Fatia de empréstimos
O endividamento é um dos principais entraves ao financiamento climático, observa Maiara Folly, diretora da Plataforma Cipó. Ela lembra que a decisão em Baku frustrou expectativas ao fixar apenas US$ 300 bilhões até 2035 e repetir falhas da meta anterior, quando 70% dos US$ 100 bilhões prometidos vieram como empréstimos. Para atender só o Sul Global seriam necessários US$ 6 trilhões até 2030, o que exige reformular regras de financiamento e priorizar setores vulneráveis, sobretudo adaptação.
— Não priorizar a adaptação nos fluxos de investimento é uma forma de negacionismo climático, e esse plano só terá legitimidade se refletir as prioridades do Sul Global — diz.

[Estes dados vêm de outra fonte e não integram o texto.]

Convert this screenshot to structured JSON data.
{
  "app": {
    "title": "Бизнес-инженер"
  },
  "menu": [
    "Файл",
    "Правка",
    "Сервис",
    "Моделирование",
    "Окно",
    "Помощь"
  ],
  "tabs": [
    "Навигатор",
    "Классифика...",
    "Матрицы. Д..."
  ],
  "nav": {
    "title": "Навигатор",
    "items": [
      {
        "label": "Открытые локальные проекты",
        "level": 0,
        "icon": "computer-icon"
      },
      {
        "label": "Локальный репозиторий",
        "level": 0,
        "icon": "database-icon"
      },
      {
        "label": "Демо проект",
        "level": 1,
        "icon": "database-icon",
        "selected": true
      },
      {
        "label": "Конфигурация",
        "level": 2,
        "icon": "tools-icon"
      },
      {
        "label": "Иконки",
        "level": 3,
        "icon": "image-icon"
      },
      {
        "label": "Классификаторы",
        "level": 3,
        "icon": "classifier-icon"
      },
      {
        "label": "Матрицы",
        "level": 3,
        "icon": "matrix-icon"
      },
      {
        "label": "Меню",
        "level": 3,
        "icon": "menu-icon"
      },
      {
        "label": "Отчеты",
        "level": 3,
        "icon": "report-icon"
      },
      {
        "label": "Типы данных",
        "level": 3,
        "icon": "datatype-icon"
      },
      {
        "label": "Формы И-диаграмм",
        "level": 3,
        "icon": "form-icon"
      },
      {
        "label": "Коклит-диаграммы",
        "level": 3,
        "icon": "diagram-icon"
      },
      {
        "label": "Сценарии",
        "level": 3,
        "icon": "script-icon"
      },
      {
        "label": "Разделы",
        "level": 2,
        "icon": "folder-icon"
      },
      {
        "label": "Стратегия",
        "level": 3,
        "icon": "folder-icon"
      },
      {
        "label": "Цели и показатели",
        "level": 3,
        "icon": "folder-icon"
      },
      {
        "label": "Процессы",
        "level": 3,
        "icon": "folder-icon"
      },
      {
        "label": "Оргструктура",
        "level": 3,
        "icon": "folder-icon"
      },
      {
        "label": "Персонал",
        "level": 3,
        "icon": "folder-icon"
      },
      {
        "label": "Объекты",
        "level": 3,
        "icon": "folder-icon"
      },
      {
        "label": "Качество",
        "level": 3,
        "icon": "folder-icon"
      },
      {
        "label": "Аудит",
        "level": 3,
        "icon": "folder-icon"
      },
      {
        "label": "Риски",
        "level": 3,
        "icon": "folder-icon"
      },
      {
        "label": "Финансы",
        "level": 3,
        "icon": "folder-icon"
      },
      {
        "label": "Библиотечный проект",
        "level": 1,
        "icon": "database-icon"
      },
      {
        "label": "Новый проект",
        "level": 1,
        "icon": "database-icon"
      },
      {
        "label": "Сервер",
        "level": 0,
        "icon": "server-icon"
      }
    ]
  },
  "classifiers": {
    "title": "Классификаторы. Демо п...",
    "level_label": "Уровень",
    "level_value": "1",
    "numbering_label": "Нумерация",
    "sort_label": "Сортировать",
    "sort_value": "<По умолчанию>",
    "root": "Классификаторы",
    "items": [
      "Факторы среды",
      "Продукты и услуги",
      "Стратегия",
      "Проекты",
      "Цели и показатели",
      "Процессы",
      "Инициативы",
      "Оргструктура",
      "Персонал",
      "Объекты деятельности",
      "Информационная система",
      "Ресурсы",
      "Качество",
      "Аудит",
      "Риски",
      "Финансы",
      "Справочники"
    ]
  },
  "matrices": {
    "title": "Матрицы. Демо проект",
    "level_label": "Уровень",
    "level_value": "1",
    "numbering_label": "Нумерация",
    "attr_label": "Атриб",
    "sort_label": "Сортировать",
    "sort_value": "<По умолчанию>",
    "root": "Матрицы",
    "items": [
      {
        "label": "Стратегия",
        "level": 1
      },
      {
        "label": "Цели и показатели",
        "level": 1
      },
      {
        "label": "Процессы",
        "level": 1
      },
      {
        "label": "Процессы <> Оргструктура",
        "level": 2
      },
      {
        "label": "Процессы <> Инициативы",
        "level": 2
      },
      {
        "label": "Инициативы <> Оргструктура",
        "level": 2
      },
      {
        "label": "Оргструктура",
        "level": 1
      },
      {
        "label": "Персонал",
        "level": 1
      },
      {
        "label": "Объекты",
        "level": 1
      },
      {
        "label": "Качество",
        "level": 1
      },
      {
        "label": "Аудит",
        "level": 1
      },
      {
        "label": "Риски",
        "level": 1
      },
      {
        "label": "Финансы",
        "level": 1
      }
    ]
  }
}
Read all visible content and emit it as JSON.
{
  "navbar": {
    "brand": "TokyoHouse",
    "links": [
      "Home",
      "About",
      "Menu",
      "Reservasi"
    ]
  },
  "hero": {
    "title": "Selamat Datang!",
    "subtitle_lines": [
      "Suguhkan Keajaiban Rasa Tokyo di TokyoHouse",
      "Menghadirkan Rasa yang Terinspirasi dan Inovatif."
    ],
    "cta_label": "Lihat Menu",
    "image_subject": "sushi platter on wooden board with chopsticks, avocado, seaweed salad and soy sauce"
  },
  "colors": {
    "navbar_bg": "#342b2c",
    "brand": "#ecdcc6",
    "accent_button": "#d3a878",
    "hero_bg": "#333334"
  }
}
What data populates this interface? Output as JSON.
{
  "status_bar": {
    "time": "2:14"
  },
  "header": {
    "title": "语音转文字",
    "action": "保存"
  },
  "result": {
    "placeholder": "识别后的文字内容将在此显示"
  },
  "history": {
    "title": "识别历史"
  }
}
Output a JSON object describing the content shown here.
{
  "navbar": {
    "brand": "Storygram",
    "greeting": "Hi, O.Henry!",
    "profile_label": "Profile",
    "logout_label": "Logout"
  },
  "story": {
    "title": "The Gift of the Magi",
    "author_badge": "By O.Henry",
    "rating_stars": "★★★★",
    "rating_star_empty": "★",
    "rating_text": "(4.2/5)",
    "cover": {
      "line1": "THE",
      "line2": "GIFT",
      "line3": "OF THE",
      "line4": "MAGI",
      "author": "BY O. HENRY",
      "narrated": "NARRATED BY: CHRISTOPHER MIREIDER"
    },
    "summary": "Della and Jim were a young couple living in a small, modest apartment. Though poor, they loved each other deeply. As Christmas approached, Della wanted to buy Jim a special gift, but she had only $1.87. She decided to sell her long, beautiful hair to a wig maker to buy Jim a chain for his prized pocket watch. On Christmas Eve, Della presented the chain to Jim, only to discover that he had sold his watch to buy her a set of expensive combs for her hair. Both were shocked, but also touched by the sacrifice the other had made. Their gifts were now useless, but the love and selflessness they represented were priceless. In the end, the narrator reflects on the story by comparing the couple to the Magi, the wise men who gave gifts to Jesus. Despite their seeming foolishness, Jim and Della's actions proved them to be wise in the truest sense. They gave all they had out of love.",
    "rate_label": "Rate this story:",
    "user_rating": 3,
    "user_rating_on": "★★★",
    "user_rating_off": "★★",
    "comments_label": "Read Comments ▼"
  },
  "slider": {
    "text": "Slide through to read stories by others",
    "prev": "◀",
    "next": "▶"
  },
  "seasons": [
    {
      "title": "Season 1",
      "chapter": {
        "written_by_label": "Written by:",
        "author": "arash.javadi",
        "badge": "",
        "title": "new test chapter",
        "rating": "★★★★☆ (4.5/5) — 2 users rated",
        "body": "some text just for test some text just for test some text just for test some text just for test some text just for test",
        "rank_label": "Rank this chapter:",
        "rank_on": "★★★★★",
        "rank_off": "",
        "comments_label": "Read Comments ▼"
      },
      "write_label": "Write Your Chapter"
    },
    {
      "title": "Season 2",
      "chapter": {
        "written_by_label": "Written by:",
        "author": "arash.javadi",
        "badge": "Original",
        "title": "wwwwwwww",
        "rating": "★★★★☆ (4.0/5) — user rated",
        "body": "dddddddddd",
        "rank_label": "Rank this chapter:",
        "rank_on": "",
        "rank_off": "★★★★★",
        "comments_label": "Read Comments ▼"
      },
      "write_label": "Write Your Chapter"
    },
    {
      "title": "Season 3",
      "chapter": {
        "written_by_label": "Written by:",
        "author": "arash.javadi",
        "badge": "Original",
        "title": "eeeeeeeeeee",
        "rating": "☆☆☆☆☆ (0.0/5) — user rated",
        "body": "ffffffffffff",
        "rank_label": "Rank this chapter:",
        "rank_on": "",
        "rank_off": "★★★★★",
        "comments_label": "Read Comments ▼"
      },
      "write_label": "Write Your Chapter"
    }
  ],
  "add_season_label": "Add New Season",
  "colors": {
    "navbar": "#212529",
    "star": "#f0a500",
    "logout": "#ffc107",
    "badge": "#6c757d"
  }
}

Parte desse redesenho depende da mobilização do capital privado. Em países vulneráveis, o setor público predomina, enquanto mercados maduros têm maior participação privada. Para Tatiana Sasson, sócia da Lightrock, 65% dos investidores possuem aportes climáticos, mesmo sem mandatos específicos, mas menos de 20% do volume global chega a países em desenvolvimento. Em 2024, os investimentos cresceram 10% sobre o ano anterior, apesar do cenário geopolítico adverso. Ela enxerga amadurecimento do setor, mas ainda falta escala, riscos compatíveis e previsibilidade regulatória.
— O capital público é crucial como indutor. Em 2020, a geração hídrica no Brasil era quase 90% da matriz, e em 2023 caiu para menos de 60%, com forte entrada de eólica e solar. O BNDES mitigou riscos nos primeiros projetos, abrindo espaço para o setor privado depois assumir com capital próprio.